I have come to understand that in the journey, while I may have succeeded in appearing “not dark”, in not making the people around me share my darkness, I was not really happy and that lack of happiness showed to those who knew me before. Before the depression set in, before I stopped being creative, before things came undone. But there is a difference between being “not miserable” and being happy. There is no dancing in “not miserable”.

And for me at least, it took time. It took work. It took faith.

We are not just talking faith in a God (which I have, but that is not what I am talking about here), but faith that if I did the work, I would get the results. Faith in the patience that it took a long time to slither into the darkness, and it would take a long time to get back. Faith that I was making progress when I wasn’t feeling it or seeing it. (That one was the hardest for me.). Faith in the power of process.

And here I am. Faith rewarded.

I write often of my morning battles to push through the darkness and get going. Those words are true but they have to be put in perspective. These days, most days, it’s a brief battle. I write of them so often because I write in the mornings, when the battle is fresh. I write of them because I want others who fight the same battle to know they are not alone, to know the battle can be won, even when you feel it can’t be.

There is a tipping point, I have learned. My life has gotten progressively better over the last decade and a half. I went from black lostness, to living in fog, to being OK, to having moments of joy and satisfaction. I wasn’t dancing, but life was good. Considering where I had been, if that was all I got, I would have been content. I was, in fact, content. Unknown to me, I was at the tipping point.

Meeting, and then marrying the woman I love was the tipping point. Her presence has moved me from content to (mostly) happy. She sees the humor in almost everything, which tapped into a similar trait in me that had been dormant for many years. Her acceptance of my warts, scars and struggles helped me make the last set of steps towards self acceptance and self love.

I am glad she came to me at the end of my process rather than at the start. I am not sure I could have given back in turn early in my process.

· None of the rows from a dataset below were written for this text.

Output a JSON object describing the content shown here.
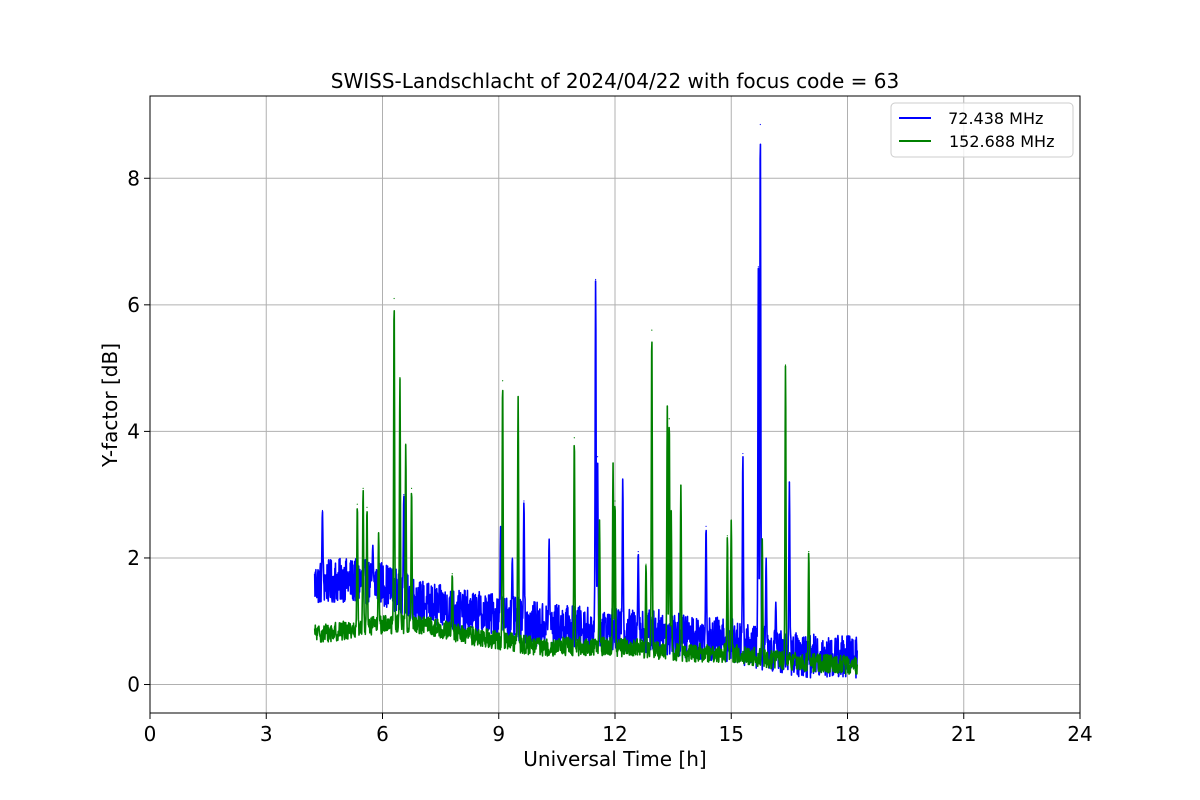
{
  "chart_data": {
    "type": "line",
    "title": "SWISS-Landschlacht of 2024/04/22 with focus code = 63",
    "xlabel": "Universal Time [h]",
    "ylabel": "Y-factor [dB]",
    "xlim": [
      0,
      24
    ],
    "ylim": [
      -0.45,
      9.3
    ],
    "xticks": [
      0,
      3,
      6,
      9,
      12,
      15,
      18,
      21,
      24
    ],
    "yticks": [
      0,
      2,
      4,
      6,
      8
    ],
    "xtick_labels": [
      "0",
      "3",
      "6",
      "9",
      "12",
      "15",
      "18",
      "21",
      "24"
    ],
    "ytick_labels": [
      "0",
      "2",
      "4",
      "6",
      "8"
    ],
    "grid": true,
    "legend_position": "top-right",
    "series": [
      {
        "name": " 72.438 MHz",
        "color": "#0000ff",
        "x_range": [
          4.25,
          18.25
        ],
        "baseline": [
          [
            4.25,
            1.6
          ],
          [
            5.0,
            1.65
          ],
          [
            6.0,
            1.6
          ],
          [
            7.0,
            1.3
          ],
          [
            8.0,
            1.15
          ],
          [
            9.0,
            1.1
          ],
          [
            10.0,
            0.95
          ],
          [
            11.0,
            0.9
          ],
          [
            12.0,
            0.85
          ],
          [
            13.0,
            0.85
          ],
          [
            14.0,
            0.75
          ],
          [
            15.0,
            0.7
          ],
          [
            16.0,
            0.55
          ],
          [
            17.0,
            0.45
          ],
          [
            18.25,
            0.45
          ]
        ],
        "noise_amplitude": 0.35,
        "spikes": [
          [
            4.45,
            2.75
          ],
          [
            5.75,
            2.2
          ],
          [
            6.55,
            3.0
          ],
          [
            9.05,
            2.5
          ],
          [
            9.35,
            2.0
          ],
          [
            9.65,
            2.9
          ],
          [
            10.3,
            2.3
          ],
          [
            11.5,
            6.4
          ],
          [
            11.55,
            3.6
          ],
          [
            12.2,
            3.25
          ],
          [
            12.6,
            2.1
          ],
          [
            14.35,
            2.5
          ],
          [
            15.3,
            3.65
          ],
          [
            15.75,
            8.85
          ],
          [
            15.7,
            6.6
          ],
          [
            15.9,
            2.0
          ],
          [
            16.5,
            3.2
          ],
          [
            16.15,
            1.3
          ]
        ]
      },
      {
        "name": "152.688 MHz",
        "color": "#008000",
        "x_range": [
          4.25,
          18.25
        ],
        "baseline": [
          [
            4.25,
            0.8
          ],
          [
            5.0,
            0.85
          ],
          [
            6.0,
            0.95
          ],
          [
            7.0,
            0.95
          ],
          [
            8.0,
            0.8
          ],
          [
            9.0,
            0.7
          ],
          [
            10.0,
            0.6
          ],
          [
            11.0,
            0.6
          ],
          [
            12.0,
            0.6
          ],
          [
            13.0,
            0.55
          ],
          [
            14.0,
            0.5
          ],
          [
            15.0,
            0.5
          ],
          [
            16.0,
            0.4
          ],
          [
            17.0,
            0.35
          ],
          [
            18.25,
            0.3
          ]
        ],
        "noise_amplitude": 0.15,
        "spikes": [
          [
            5.35,
            2.85
          ],
          [
            5.5,
            3.1
          ],
          [
            5.6,
            2.8
          ],
          [
            5.9,
            2.4
          ],
          [
            6.3,
            6.1
          ],
          [
            6.45,
            4.85
          ],
          [
            6.6,
            3.8
          ],
          [
            6.75,
            3.1
          ],
          [
            7.8,
            1.75
          ],
          [
            9.1,
            4.8
          ],
          [
            9.5,
            4.55
          ],
          [
            10.95,
            3.9
          ],
          [
            11.95,
            3.5
          ],
          [
            12.0,
            2.9
          ],
          [
            11.6,
            2.6
          ],
          [
            12.95,
            5.6
          ],
          [
            13.35,
            4.4
          ],
          [
            13.4,
            4.2
          ],
          [
            13.45,
            2.75
          ],
          [
            13.7,
            3.15
          ],
          [
            14.9,
            2.35
          ],
          [
            15.0,
            2.6
          ],
          [
            15.8,
            2.3
          ],
          [
            16.4,
            5.05
          ],
          [
            17.0,
            2.1
          ],
          [
            12.8,
            1.9
          ]
        ]
      }
    ]
  }
}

I am not sure I would not have clung to her as a lifeline instead of simply rejoicing in her presence as I do now. By the time I met her I was free of enough demons that I could just love her for her.

One thing I have learned over the past few years of this blog is just how many of us are somewhere in our path from dark places to lighter places. Circumstances are different. Details are different. The battles are different, but that journey, from dark to light, from crushing pain to surviving to being OK to, (Dare I say it?) joy is one many, many, many of us are living. You are not alone my friends. We are everywhere, faking it. There is darkness behind many a smile.

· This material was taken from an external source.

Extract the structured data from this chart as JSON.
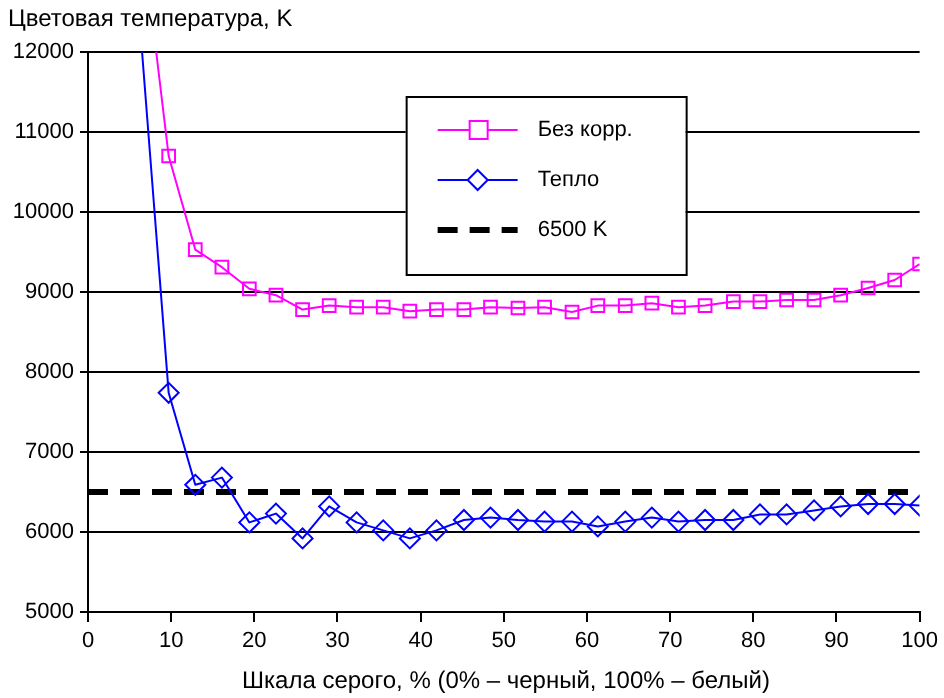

But there is also light ahead. Work. Process. Time. It works. Slower than we would like. But it works. (For you it might work faster than me. I was truly in the blackest of lost places.), Keep the faith. Let me say it again – Keep the faith.

And you can become like me, “that guy” dancing in his seat at the diner. Not caring who sees or what they think. Smile or laugh if you like, I am happy and oblivious. It’s a good place to be again, even if I have to learn a new vocabulary.

Be well, Travel wisely,

Tom

PS: Obviously the picture today is not one of mine. I don’t know who to attribute it to. It’s one of a handful of photographs I keep on my phone for my own personal inspiration. It came to mind as I sat at my favorite diner this morning, listening to old time acoustic blues.